Additional production information is available in a handful of "making of" videos released by Fangoria as part of its release of the film. The first one is "Getting the Bug Part One"; it and the others are located on Fangoria's website, Fangoria.com.

==Reception==
Reel Advice wrote "there's no denying that what will be presented here is easily one of the most bombastic, exciting, and often scary zombie films that has been put up in some time. That's extraordinary for a zombie movie, and frankly, it's a little out of the ordinary for most any movie of any type in some time. If you're looking for a zombie movie that's every bit a match for Romero at his best, then "Germ Z" is going to be a great place to look."

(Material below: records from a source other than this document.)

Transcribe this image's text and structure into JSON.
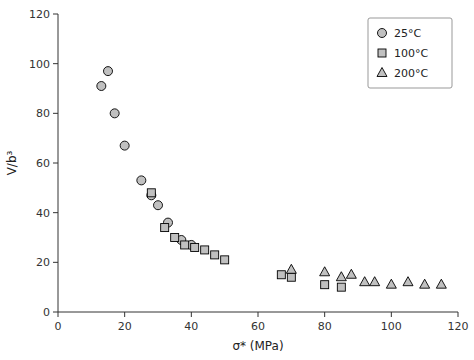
{
  "chart_data": {
    "type": "scatter",
    "xlabel": "σ* (MPa)",
    "ylabel": "V/b³",
    "series": [
      {
        "name": "25°C",
        "color": "#c0c0c0",
        "marker": "circle",
        "x": [
          13,
          15,
          17,
          20,
          25,
          28,
          30,
          33,
          37,
          40
        ],
        "values": [
          91,
          97,
          80,
          67,
          53,
          47,
          43,
          36,
          29,
          27
        ]
      },
      {
        "name": "100°C",
        "color": "#c0c0c0",
        "marker": "square",
        "x": [
          28,
          32,
          35,
          38,
          41,
          44,
          47,
          50,
          67,
          70,
          80,
          85
        ],
        "values": [
          48,
          34,
          30,
          27,
          26,
          25,
          23,
          21,
          15,
          14,
          11,
          10
        ]
      },
      {
        "name": "200°C",
        "color": "#c0c0c0",
        "marker": "triangle",
        "x": [
          70,
          80,
          85,
          88,
          92,
          95,
          100,
          105,
          110,
          115
        ],
        "values": [
          17,
          16,
          14,
          15,
          12,
          12,
          11,
          12,
          11,
          11
        ]
      }
    ],
    "xlim": [
      0,
      120
    ],
    "ylim": [
      0,
      120
    ],
    "xticks": [
      0,
      20,
      40,
      60,
      80,
      100,
      120
    ],
    "yticks": [
      0,
      20,
      40,
      60,
      80,
      100,
      120
    ],
    "grid": false,
    "legend": "upper-right"
  }
}
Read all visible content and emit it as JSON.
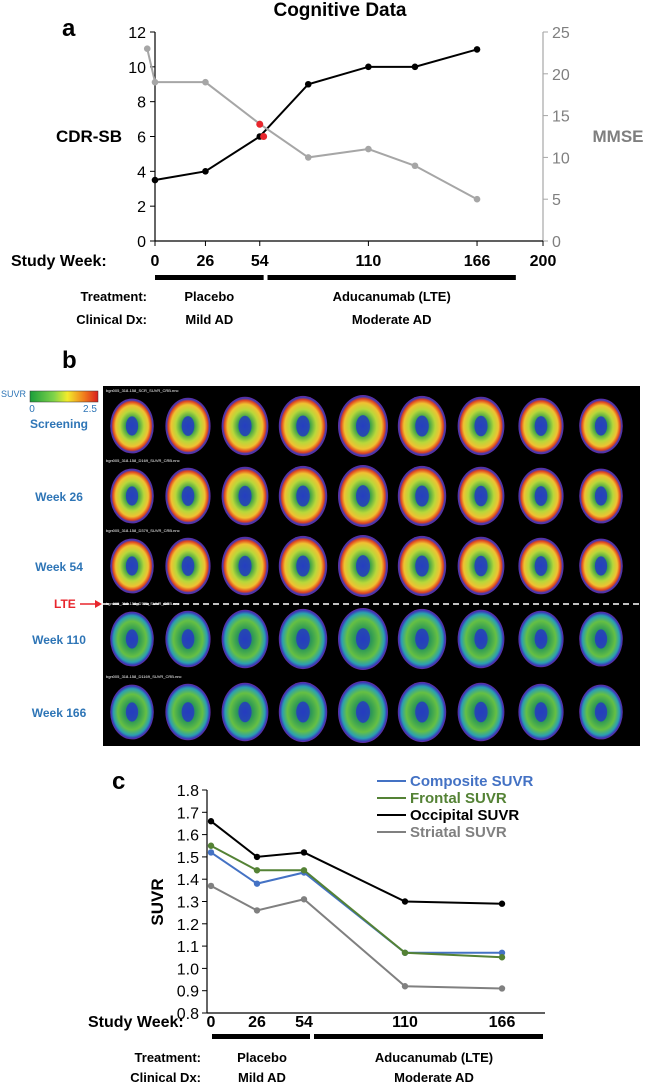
{
  "panel_a": {
    "letter": "a"
  },
  "panel_b": {
    "letter": "b"
  },
  "panel_c": {
    "letter": "c"
  },
  "scale": {
    "label": "SUVR",
    "min": "0",
    "max": "2.5"
  },
  "pet_rows": [
    "Screening",
    "Week 26",
    "Week 54",
    "Week 110",
    "Week 166"
  ],
  "pet_captions": [
    "bgn005_318-158_SCR_SUVR_CRB.nnc",
    "bgn005_318-158_D169_SUVR_CRB.nnc",
    "bgn005_318-158_D379_SUVR_CRB.nnc",
    "bgn005_318-158_D771_SUVR_CRB.nnc",
    "bgn005_318-158_D1169_SUVR_CRB.nnc"
  ],
  "lte_marker": "LTE",
  "chart_data": [
    {
      "type": "line",
      "title": "Cognitive Data",
      "ylabel": "CDR-SB",
      "y2label": "MMSE",
      "xlabel": "Study Week:",
      "xlim": [
        0,
        200
      ],
      "ylim": [
        0,
        12
      ],
      "y2lim": [
        0,
        25
      ],
      "x_ticks": [
        "0",
        "26",
        "54",
        "110",
        "166",
        "200"
      ],
      "y_ticks": [
        "0",
        "2",
        "4",
        "6",
        "8",
        "10",
        "12"
      ],
      "y2_ticks": [
        "0",
        "5",
        "10",
        "15",
        "20",
        "25"
      ],
      "series": [
        {
          "name": "CDR-SB",
          "axis": "left",
          "color": "#000000",
          "x": [
            0,
            26,
            54,
            79,
            110,
            134,
            166
          ],
          "y": [
            3.5,
            4,
            6,
            9,
            10,
            10,
            11
          ]
        },
        {
          "name": "MMSE",
          "axis": "right",
          "color": "#a6a6a6",
          "x": [
            -4,
            0,
            26,
            54,
            79,
            110,
            134,
            166
          ],
          "y": [
            23,
            19,
            19,
            14,
            10,
            11,
            9,
            5
          ]
        }
      ],
      "highlight_points": [
        {
          "x": 54,
          "y": 6.7
        },
        {
          "x": 56,
          "y": 6.0
        }
      ],
      "highlight_color": "#e8262d",
      "treatment_label": "Treatment:",
      "dx_label": "Clinical Dx:",
      "phases": [
        {
          "treatment": "Placebo",
          "dx": "Mild AD",
          "from": 0,
          "to": 56
        },
        {
          "treatment": "Aducanumab (LTE)",
          "dx": "Moderate AD",
          "from": 58,
          "to": 186
        }
      ]
    },
    {
      "type": "line",
      "title": "",
      "ylabel": "SUVR",
      "xlabel": "Study Week:",
      "x_categories": [
        "0",
        "26",
        "54",
        "110",
        "166"
      ],
      "ylim": [
        0.8,
        1.8
      ],
      "y_ticks": [
        "0.8",
        "0.9",
        "1.0",
        "1.1",
        "1.2",
        "1.3",
        "1.4",
        "1.5",
        "1.6",
        "1.7",
        "1.8"
      ],
      "legend_position": "top-right",
      "series": [
        {
          "name": "Composite SUVR",
          "color": "#4472c4",
          "values": [
            1.52,
            1.38,
            1.43,
            1.07,
            1.07
          ]
        },
        {
          "name": "Frontal SUVR",
          "color": "#548235",
          "values": [
            1.55,
            1.44,
            1.44,
            1.07,
            1.05
          ]
        },
        {
          "name": "Occipital SUVR",
          "color": "#000000",
          "values": [
            1.66,
            1.5,
            1.52,
            1.3,
            1.29
          ]
        },
        {
          "name": "Striatal SUVR",
          "color": "#808080",
          "values": [
            1.37,
            1.26,
            1.31,
            0.92,
            0.91
          ]
        }
      ],
      "treatment_label": "Treatment:",
      "dx_label": "Clinical Dx:",
      "phases": [
        {
          "treatment": "Placebo",
          "dx": "Mild AD"
        },
        {
          "treatment": "Aducanumab (LTE)",
          "dx": "Moderate AD"
        }
      ]
    }
  ]
}
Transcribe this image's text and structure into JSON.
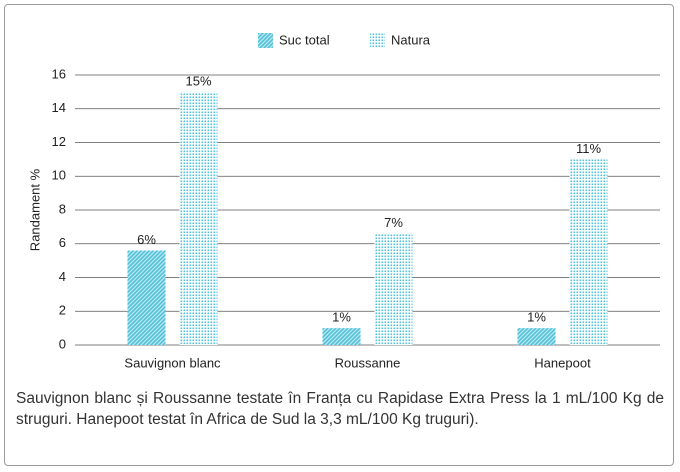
{
  "chart_data": {
    "type": "bar",
    "categories": [
      "Sauvignon blanc",
      "Roussanne",
      "Hanepoot"
    ],
    "series": [
      {
        "name": "Suc total",
        "color": "#4fc1d8",
        "pattern": "hatch",
        "values": [
          5.6,
          1.0,
          1.0
        ],
        "value_labels": [
          "6%",
          "1%",
          "1%"
        ]
      },
      {
        "name": "Natura",
        "color": "#4fc1d8",
        "pattern": "dots",
        "values": [
          15.0,
          6.6,
          11.0
        ],
        "value_labels": [
          "15%",
          "7%",
          "11%"
        ]
      }
    ],
    "ylabel": "Randament %",
    "ylim": [
      0,
      16
    ],
    "yticks": [
      0,
      2,
      4,
      6,
      8,
      10,
      12,
      14,
      16
    ],
    "grid": true,
    "legend": "top",
    "caption": "Sauvignon blanc și Roussanne testate în Franța cu Rapidase Extra Press la 1 mL/100 Kg de struguri. Hanepoot testat în Africa de Sud la 3,3 mL/100 Kg truguri)."
  }
}
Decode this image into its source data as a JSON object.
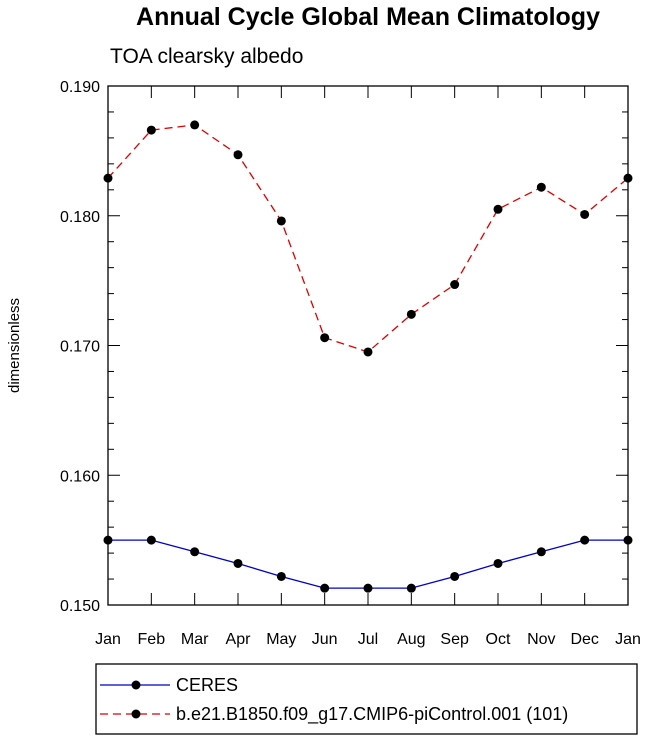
{
  "chart_data": {
    "type": "line",
    "title": "Annual Cycle Global Mean Climatology",
    "subtitle": "TOA clearsky albedo",
    "xlabel": "",
    "ylabel": "dimensionless",
    "categories": [
      "Jan",
      "Feb",
      "Mar",
      "Apr",
      "May",
      "Jun",
      "Jul",
      "Aug",
      "Sep",
      "Oct",
      "Nov",
      "Dec",
      "Jan"
    ],
    "ylim": [
      0.15,
      0.19
    ],
    "yticks": [
      0.15,
      0.16,
      0.17,
      0.18,
      0.19
    ],
    "ytick_labels": [
      "0.150",
      "0.160",
      "0.170",
      "0.180",
      "0.190"
    ],
    "grid": false,
    "legend_position": "bottom",
    "series": [
      {
        "name": "CERES",
        "color": "#0000cc",
        "dash": "solid",
        "values": [
          0.155,
          0.155,
          0.1541,
          0.1532,
          0.1522,
          0.1513,
          0.1513,
          0.1513,
          0.1522,
          0.1532,
          0.1541,
          0.155,
          0.155
        ]
      },
      {
        "name": "b.e21.B1850.f09_g17.CMIP6-piControl.001 (101)",
        "color": "#dd0000",
        "dash": "dashed",
        "values": [
          0.1829,
          0.1866,
          0.187,
          0.1847,
          0.1796,
          0.1706,
          0.1695,
          0.1724,
          0.1747,
          0.1805,
          0.1822,
          0.1801,
          0.1829
        ]
      }
    ]
  }
}
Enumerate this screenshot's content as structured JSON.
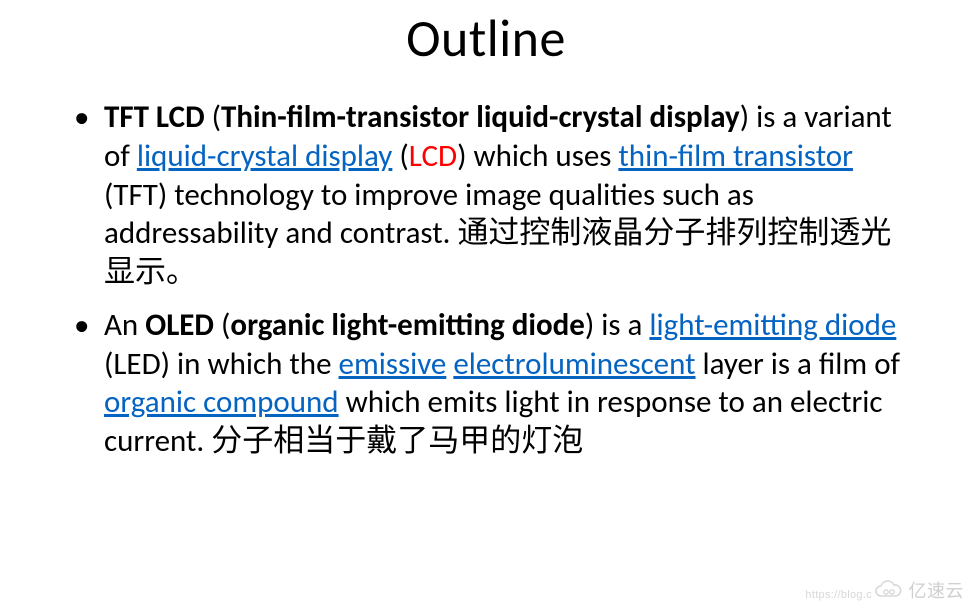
{
  "title": "Outline",
  "bullets": [
    {
      "runs": [
        {
          "t": "TFT LCD",
          "b": true
        },
        {
          "t": " ("
        },
        {
          "t": "Thin-film-transistor liquid-crystal display",
          "b": true
        },
        {
          "t": ") is a variant of "
        },
        {
          "t": "liquid-crystal display",
          "link": true
        },
        {
          "t": " ("
        },
        {
          "t": "LCD",
          "red": true
        },
        {
          "t": ") which uses "
        },
        {
          "t": "thin-film transistor",
          "link": true
        },
        {
          "t": " (TFT) technology to improve image qualities such as addressability and contrast. "
        },
        {
          "t": "通过控制液晶分子排列控制透光显示。",
          "cjk": true
        }
      ]
    },
    {
      "runs": [
        {
          "t": "An "
        },
        {
          "t": "OLED",
          "b": true
        },
        {
          "t": " ("
        },
        {
          "t": "organic light-emitting diode",
          "b": true
        },
        {
          "t": ") is a "
        },
        {
          "t": "light-emitting diode",
          "link": true
        },
        {
          "t": " (LED) in which the "
        },
        {
          "t": "emissive",
          "link": true
        },
        {
          "t": " "
        },
        {
          "t": "electroluminescent",
          "link": true
        },
        {
          "t": " layer is a film of "
        },
        {
          "t": "organic compound",
          "link": true
        },
        {
          "t": " which emits light in response to an electric current. "
        },
        {
          "t": "分子相当于戴了马甲的灯泡",
          "cjk": true
        }
      ]
    }
  ],
  "watermark": {
    "text": "亿速云",
    "url": "https://blog.c"
  },
  "colors": {
    "link": "#0563c1",
    "red": "#ff0000",
    "text": "#000000",
    "background": "#ffffff"
  }
}
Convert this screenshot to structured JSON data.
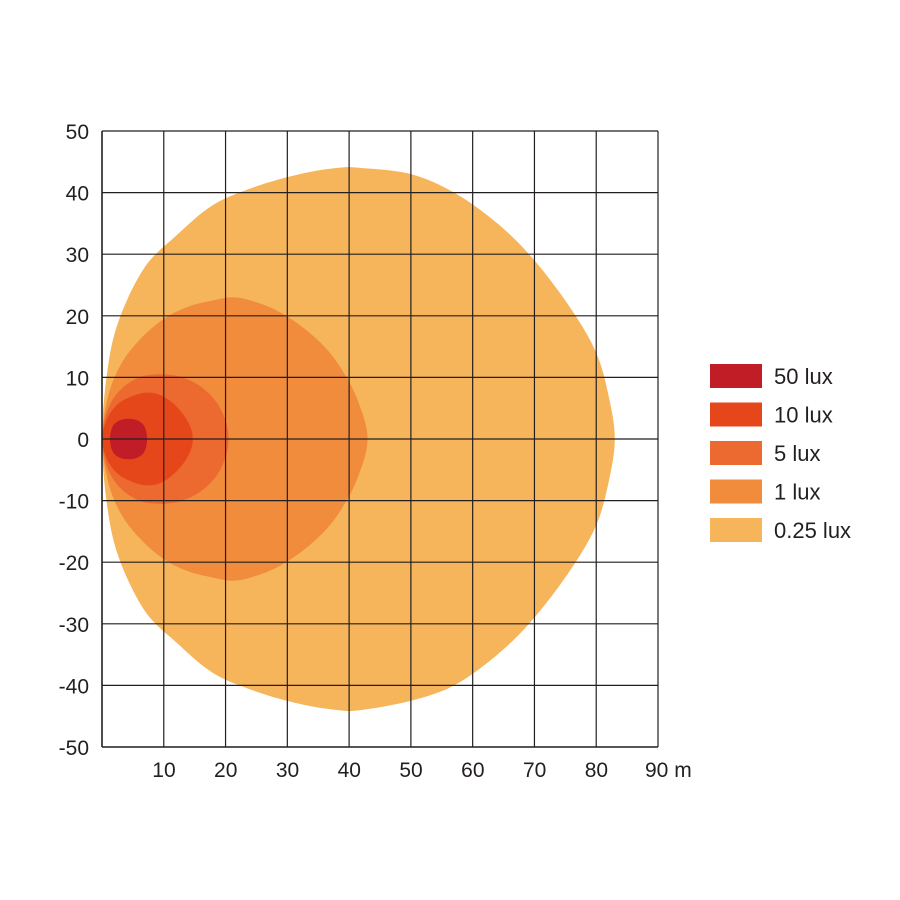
{
  "chart_data": {
    "type": "area",
    "title": "",
    "xlabel": "",
    "ylabel": "",
    "x_unit": "m",
    "xlim": [
      0,
      90
    ],
    "ylim": [
      -50,
      50
    ],
    "x_ticks": [
      10,
      20,
      30,
      40,
      50,
      60,
      70,
      80,
      90
    ],
    "x_tick_labels": [
      "10",
      "20",
      "30",
      "40",
      "50",
      "60",
      "70",
      "80",
      "90 m"
    ],
    "y_ticks": [
      50,
      40,
      30,
      20,
      10,
      0,
      -10,
      -20,
      -30,
      -40,
      -50
    ],
    "y_tick_labels": [
      "50",
      "40",
      "30",
      "20",
      "10",
      "0",
      "-10",
      "-20",
      "-30",
      "-40",
      "-50"
    ],
    "grid": true,
    "legend_position": "right",
    "series": [
      {
        "name": "0.25 lux",
        "color": "#f6b55a",
        "points": [
          [
            0,
            0
          ],
          [
            1,
            12
          ],
          [
            3,
            20
          ],
          [
            7,
            28
          ],
          [
            12,
            33
          ],
          [
            18,
            38
          ],
          [
            25,
            41
          ],
          [
            32,
            43
          ],
          [
            38,
            44
          ],
          [
            42,
            44
          ],
          [
            50,
            43
          ],
          [
            57,
            40
          ],
          [
            64,
            35
          ],
          [
            70,
            29
          ],
          [
            76,
            21
          ],
          [
            80,
            14
          ],
          [
            82,
            7
          ],
          [
            83,
            0
          ],
          [
            82,
            -7
          ],
          [
            80,
            -14
          ],
          [
            76,
            -21
          ],
          [
            70,
            -29
          ],
          [
            64,
            -35
          ],
          [
            57,
            -40
          ],
          [
            50,
            -42.5
          ],
          [
            42,
            -44
          ],
          [
            38,
            -44
          ],
          [
            32,
            -43
          ],
          [
            25,
            -41
          ],
          [
            18,
            -38
          ],
          [
            12,
            -33
          ],
          [
            7,
            -28
          ],
          [
            3,
            -20
          ],
          [
            1,
            -12
          ]
        ]
      },
      {
        "name": "1 lux",
        "color": "#f08c3b",
        "points": [
          [
            0,
            0
          ],
          [
            1,
            7
          ],
          [
            3,
            12
          ],
          [
            6,
            16
          ],
          [
            10,
            19.5
          ],
          [
            14,
            21.5
          ],
          [
            18,
            22.5
          ],
          [
            21,
            23
          ],
          [
            24,
            22.5
          ],
          [
            28,
            21
          ],
          [
            32,
            18.5
          ],
          [
            36,
            15
          ],
          [
            39,
            11
          ],
          [
            41.5,
            6
          ],
          [
            43,
            0
          ],
          [
            41.5,
            -6
          ],
          [
            39,
            -11
          ],
          [
            36,
            -15
          ],
          [
            32,
            -18.5
          ],
          [
            28,
            -21
          ],
          [
            24,
            -22.5
          ],
          [
            21,
            -23
          ],
          [
            18,
            -22.5
          ],
          [
            14,
            -21.5
          ],
          [
            10,
            -19.5
          ],
          [
            6,
            -16
          ],
          [
            3,
            -12
          ],
          [
            1,
            -7
          ]
        ]
      },
      {
        "name": "5 lux",
        "color": "#ec6a30",
        "points": [
          [
            0,
            0
          ],
          [
            0.5,
            3.5
          ],
          [
            1.5,
            6
          ],
          [
            3,
            8
          ],
          [
            5,
            9.5
          ],
          [
            7,
            10.3
          ],
          [
            10,
            10.5
          ],
          [
            13,
            10
          ],
          [
            16,
            8.5
          ],
          [
            18.5,
            6
          ],
          [
            20,
            3
          ],
          [
            20.5,
            0
          ],
          [
            20,
            -3
          ],
          [
            18.5,
            -6
          ],
          [
            16,
            -8.5
          ],
          [
            13,
            -10
          ],
          [
            10,
            -10.5
          ],
          [
            7,
            -10.3
          ],
          [
            5,
            -9.5
          ],
          [
            3,
            -8
          ],
          [
            1.5,
            -6
          ],
          [
            0.5,
            -3.5
          ]
        ]
      },
      {
        "name": "10 lux",
        "color": "#e5471b",
        "points": [
          [
            0,
            0
          ],
          [
            0.5,
            2.5
          ],
          [
            1.5,
            4.5
          ],
          [
            3,
            6
          ],
          [
            5,
            7
          ],
          [
            7,
            7.5
          ],
          [
            9,
            7.3
          ],
          [
            11,
            6.2
          ],
          [
            13,
            4.2
          ],
          [
            14.3,
            2
          ],
          [
            14.7,
            0
          ],
          [
            14.3,
            -2
          ],
          [
            13,
            -4.2
          ],
          [
            11,
            -6.2
          ],
          [
            9,
            -7.3
          ],
          [
            7,
            -7.5
          ],
          [
            5,
            -7
          ],
          [
            3,
            -6
          ],
          [
            1.5,
            -4.5
          ],
          [
            0.5,
            -2.5
          ]
        ]
      },
      {
        "name": "50 lux",
        "color": "#c11d26",
        "points": [
          [
            1.3,
            0
          ],
          [
            1.7,
            2
          ],
          [
            2.8,
            3
          ],
          [
            4.3,
            3.3
          ],
          [
            5.8,
            3
          ],
          [
            6.9,
            2
          ],
          [
            7.3,
            0
          ],
          [
            6.9,
            -2
          ],
          [
            5.8,
            -3
          ],
          [
            4.3,
            -3.3
          ],
          [
            2.8,
            -3
          ],
          [
            1.7,
            -2
          ]
        ]
      }
    ]
  }
}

The Other View wrote: "Though I have a few qualms with GermZ, overall I was pretty impressed with the film. The story is dark, gorey, well paced, with lots of action. Though the action kicks in at the jump, it takes a little time for the full story to settle in and once it does, it does an excellent job of holding your attention with a nice balance of story with savage eatery. From a guy who's not a fan of these types of films, I'd have to say GermZ was a pretty decent experience".

Horror Society rated it 5.2/10 and wrote, "The gore factor is pretty high, and we all love lots and lots of violence. The suspense level is high as well, as is the performances from all the actors. The production value is a little low for a larger budgeted indie film. And believe it or not, Germ Z does have some funny points and one or two spine chilling moments." It also notes that "There is absolutely nothing new brought to the zombie cinema world here."

Lea Lawrynowicz of HorrorNews.Net called it "a really obvious, run of the mill, typical zombie flick". She also noted that “Germ Z”, ain’t all bad. Production values are good, even if it's clear the budget is a bit too slim to pull off reasonable looking military headquarters at the beginning, and the meteor crash leaves a bit to be desired. There are a few definite weak spots in the cast, but the acting is surprisingly good. The deputy especially is played by a compelling actor who raises the films credibility level...While it kinda pissed me off, it also managed to hold my interest, with the action sequences providing good, solid entertainment."

==Sequel==
Director J.T. Boone has expressed interest in making a sequel, saying that he wants to "satisfy his own curiosity about what happens next."